During the Indianapolis 500, fans with tickets can get vaccinated inside the gates. Local residents can get their shots on 16th Street outside the gates. The vaccination clinics are being held at the Indianapolis Motor Speedway, also known as the Racing Capital of the World. The vaccinations throughout May are being coordinated by the Indiana Department of Health and the Indianapolis Motor Speedway.

Under a blue whale

New York City residents can get vaccinated under a 94-foot model of a blue whale at the American Museum of Natural History. This is the only way you can stand under the 21,000-pound model that hangs from the ceiling right now, as the ground floor of the Hall of Ocean Life is currently closed to everyone except those getting vaccinated. Museum visitors have to go to the upper level to see the iconic model.

In a New York train station

Also in New York, eight train stations will host COVID-19 vaccination clinics in New York City and its suburbs in hopes of convincing riders and employees to get their shot. They include Penn Station and Grand Central Station in Manhattan. Those who get vaccinated will also get either a free one-week subway card or two one-way local train tickets.

At an aircraft museum

Atlanta's Delta Flight Museum is closed to the general public but you can get in if you get vaccinated there. Housed in two 1940s-era aircraft hangars at Delta's headquarters, it's a designated historic aerospace site and features historic planes dating to the 1930s.

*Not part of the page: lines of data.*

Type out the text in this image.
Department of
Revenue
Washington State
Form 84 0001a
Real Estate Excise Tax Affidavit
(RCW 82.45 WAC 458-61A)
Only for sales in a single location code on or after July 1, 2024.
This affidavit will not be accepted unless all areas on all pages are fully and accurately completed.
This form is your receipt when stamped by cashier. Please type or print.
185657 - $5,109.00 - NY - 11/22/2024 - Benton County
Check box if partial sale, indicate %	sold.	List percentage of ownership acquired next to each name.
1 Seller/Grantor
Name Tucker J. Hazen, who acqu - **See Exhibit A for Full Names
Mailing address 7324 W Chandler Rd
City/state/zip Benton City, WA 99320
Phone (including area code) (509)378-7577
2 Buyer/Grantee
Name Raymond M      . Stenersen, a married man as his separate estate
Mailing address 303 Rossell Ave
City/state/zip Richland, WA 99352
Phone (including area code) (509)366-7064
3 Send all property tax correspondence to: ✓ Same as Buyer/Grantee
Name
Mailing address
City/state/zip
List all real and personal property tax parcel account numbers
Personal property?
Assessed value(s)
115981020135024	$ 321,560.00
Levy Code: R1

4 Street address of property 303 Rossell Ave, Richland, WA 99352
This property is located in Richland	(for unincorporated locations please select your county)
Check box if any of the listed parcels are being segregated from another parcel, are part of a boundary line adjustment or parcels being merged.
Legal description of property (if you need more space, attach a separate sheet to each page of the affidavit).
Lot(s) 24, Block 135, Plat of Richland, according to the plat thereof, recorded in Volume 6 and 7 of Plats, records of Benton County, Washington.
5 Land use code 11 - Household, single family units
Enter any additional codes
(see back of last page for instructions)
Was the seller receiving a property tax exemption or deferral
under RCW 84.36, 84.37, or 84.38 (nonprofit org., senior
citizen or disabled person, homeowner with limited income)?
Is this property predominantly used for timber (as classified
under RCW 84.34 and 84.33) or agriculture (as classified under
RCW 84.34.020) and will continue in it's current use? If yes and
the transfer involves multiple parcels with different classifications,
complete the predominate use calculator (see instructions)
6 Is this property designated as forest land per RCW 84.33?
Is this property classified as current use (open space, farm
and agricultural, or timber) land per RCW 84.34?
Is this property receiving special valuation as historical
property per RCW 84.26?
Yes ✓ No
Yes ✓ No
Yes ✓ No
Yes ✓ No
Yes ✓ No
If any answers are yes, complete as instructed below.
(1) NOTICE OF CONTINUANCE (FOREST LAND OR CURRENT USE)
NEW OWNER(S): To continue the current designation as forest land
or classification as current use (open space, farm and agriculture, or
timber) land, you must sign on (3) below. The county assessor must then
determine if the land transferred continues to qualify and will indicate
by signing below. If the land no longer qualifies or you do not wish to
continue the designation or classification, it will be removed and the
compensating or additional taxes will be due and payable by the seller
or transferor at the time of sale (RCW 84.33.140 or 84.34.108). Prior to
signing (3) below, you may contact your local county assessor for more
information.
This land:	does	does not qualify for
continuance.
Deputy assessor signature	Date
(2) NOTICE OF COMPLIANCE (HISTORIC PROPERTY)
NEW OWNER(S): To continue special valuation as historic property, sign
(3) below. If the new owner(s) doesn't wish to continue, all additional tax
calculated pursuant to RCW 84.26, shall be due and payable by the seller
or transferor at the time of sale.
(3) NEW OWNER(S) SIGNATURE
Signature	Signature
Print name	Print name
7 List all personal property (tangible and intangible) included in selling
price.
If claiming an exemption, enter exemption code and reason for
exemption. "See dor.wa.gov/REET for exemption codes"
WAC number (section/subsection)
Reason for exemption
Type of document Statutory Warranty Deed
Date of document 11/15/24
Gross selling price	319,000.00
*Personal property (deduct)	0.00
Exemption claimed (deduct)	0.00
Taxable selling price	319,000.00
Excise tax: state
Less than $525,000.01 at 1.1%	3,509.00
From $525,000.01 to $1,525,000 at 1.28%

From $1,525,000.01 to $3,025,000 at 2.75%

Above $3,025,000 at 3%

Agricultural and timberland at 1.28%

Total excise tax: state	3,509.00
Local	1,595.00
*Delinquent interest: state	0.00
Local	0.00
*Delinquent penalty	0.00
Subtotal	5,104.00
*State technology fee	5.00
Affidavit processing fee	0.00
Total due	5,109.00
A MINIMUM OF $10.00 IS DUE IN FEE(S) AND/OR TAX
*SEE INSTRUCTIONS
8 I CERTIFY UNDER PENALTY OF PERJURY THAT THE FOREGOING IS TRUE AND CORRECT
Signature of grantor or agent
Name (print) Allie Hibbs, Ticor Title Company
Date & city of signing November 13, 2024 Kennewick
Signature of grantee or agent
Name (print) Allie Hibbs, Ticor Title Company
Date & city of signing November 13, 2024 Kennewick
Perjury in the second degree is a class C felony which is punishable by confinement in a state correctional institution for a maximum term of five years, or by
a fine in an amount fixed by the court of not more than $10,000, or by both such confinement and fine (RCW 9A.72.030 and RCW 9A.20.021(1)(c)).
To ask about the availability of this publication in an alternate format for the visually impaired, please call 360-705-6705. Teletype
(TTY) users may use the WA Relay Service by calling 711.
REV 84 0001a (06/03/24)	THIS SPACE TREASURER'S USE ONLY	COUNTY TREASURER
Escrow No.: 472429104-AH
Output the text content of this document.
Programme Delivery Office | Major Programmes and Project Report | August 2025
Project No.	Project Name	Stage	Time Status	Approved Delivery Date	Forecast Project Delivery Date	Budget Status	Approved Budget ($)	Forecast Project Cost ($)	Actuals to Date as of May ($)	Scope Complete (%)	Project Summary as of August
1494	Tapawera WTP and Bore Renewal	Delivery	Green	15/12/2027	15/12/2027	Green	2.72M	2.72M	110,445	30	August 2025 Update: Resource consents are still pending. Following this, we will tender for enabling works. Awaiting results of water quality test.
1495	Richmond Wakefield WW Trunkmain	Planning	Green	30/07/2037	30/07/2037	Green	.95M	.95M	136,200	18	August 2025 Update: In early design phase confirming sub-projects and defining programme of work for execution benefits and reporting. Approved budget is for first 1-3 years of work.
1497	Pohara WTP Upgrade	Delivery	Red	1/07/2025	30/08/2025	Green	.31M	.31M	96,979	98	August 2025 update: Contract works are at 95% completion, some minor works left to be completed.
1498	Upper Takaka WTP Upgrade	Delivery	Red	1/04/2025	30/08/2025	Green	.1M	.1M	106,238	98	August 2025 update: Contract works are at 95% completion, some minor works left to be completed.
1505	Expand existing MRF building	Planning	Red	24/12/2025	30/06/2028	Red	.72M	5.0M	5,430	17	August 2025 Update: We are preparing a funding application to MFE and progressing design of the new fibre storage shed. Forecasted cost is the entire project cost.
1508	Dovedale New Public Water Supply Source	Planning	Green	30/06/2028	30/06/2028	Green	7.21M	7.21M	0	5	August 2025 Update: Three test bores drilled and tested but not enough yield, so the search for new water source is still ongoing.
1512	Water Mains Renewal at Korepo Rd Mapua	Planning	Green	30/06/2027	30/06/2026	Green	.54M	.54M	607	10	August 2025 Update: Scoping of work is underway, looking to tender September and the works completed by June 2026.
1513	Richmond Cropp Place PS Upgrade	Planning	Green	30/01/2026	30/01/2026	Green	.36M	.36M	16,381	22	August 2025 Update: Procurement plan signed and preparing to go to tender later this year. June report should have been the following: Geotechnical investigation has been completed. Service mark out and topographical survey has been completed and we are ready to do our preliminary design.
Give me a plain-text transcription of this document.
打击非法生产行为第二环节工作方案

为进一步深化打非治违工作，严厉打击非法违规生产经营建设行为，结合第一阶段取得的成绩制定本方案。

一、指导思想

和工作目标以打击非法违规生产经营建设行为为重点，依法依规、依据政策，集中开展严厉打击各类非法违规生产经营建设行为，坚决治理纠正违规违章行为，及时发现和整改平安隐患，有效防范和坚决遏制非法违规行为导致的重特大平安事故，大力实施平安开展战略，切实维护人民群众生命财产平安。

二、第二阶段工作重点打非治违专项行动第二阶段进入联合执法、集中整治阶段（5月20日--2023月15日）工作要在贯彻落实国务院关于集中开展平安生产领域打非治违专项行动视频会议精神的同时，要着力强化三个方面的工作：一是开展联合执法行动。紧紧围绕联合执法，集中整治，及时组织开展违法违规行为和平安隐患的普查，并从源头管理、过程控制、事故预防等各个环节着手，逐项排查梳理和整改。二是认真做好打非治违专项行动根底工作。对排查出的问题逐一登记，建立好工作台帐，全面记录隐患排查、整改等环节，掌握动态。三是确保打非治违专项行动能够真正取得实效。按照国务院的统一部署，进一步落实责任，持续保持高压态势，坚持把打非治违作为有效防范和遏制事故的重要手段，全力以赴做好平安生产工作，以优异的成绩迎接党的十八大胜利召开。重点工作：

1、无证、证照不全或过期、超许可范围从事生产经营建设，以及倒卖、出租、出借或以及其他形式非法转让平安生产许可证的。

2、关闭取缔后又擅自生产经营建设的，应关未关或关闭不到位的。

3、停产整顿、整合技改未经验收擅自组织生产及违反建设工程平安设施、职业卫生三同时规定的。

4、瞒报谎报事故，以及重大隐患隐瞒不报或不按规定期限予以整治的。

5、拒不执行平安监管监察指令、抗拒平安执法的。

While skeet shooting in Illinois

Get a shot, take a shot. In Illinois, people can get their COVID-19 shots at the 1,600-acre World Shooting and Recreational Complex, then spend the day shooting 100 free targets of trap, skeet, or sporting clays.

Veggie shopping at the farmers' market

Fresh strawberries. New potatoes. The COVID-19 vaccine. Iowa's Des Moines Downtown Farmers' Market reopened May 1 after a long pandemic shutdown. It will offer the bounty of local farms, fresh-baked goods, live music and a vaccination station run by Hy-Vee, a Midwestern supermarket chain.

Major League Baseball (and soccer)

In Seattle, Mariners fans can get vaccinated while they attend home games at T-Mobile Park. Last week, 160 people got their shots over the nine innings of a game against the Baltimore Orioles. A block north, the Seattle Sounders' Major League Soccer will be offering vaccinations at Lumen Field during its games.

Aeryal Thomsen, left, receives her COVID-19 vaccination before a game between the Seattle Mariners and the Baltimore Orioles on May 5 at T-Mobile Park in Seattle.
Aeryal Thomsen, left, receives her COVID-19 vaccination before a game between the Seattle Mariners and the Baltimore Orioles on May 5 at T-Mobile Park in Seattle.

At the track

The storied Aqueduct racetrack in New York is also home to a walk-in vaccination clinic. The site has been open since January and has so far provided more than 180,000 doses of vaccine and operates seven days a week.

Dracula's castle

In Transylvania, you can get a shot in the arm rather than a stake through the heart. Romanian health officers have set up a COVID-19 vaccination center at the 14th-century Bran Castle, the inspiration behind Dracula’s home in Bram Stoker’s 19th-century gothic novel "Dracula." The site's vaccination certificates feature a fanged medical worker brandishing a syringe.